In his piece, Simon retraces the ‘demise’ – rather their decline since their golden age – of major newspapers through his experience at the Baltimore Sun.
On the other hand, new figures from the Newspaper Association of America revealed that the number of unique visitors to newspaper websites in the US rose more than 6% last year, to a monthly average of 60 million. During the fourth quarter, 39% of all active Web users visited newspaper websites, with visits averaging 44 minutes per month.
Alex Alben, high-tech executive in Seattle, mitigated Simon’s argument in the Seattle Times, claiming that people are still hungry for news.

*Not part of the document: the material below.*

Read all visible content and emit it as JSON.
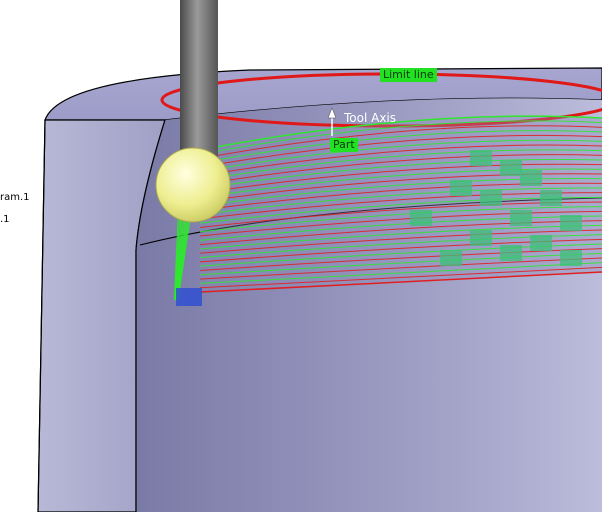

He did acknowledge newspaper’s current business struggles and weaknesses in their business model, as discussed by Starwave Corporation CEO Mike Slade in 1996 at a Columbia University forum on the future of news:
“- Well over half of the content in a given daily edition is commodity content, such as feeds from The Associated Press and syndicated comics and columns.
- The other half is really the product of (give or take) 50 to 100 people with journalism degrees;
- A relatively small percentage of a given metro area subscribes to a daily paper;
- Newspapers rely on classified ads, which would one day be supplanted by free online classified ads — this was five years before the appearance of Craigslist.”
But in Alben’s view, newspapers “will figure out how to extend their brands and readership into the online world.” Newspapers are still today among the most trusted and credible sources of information, and probably the best news providers for any local information.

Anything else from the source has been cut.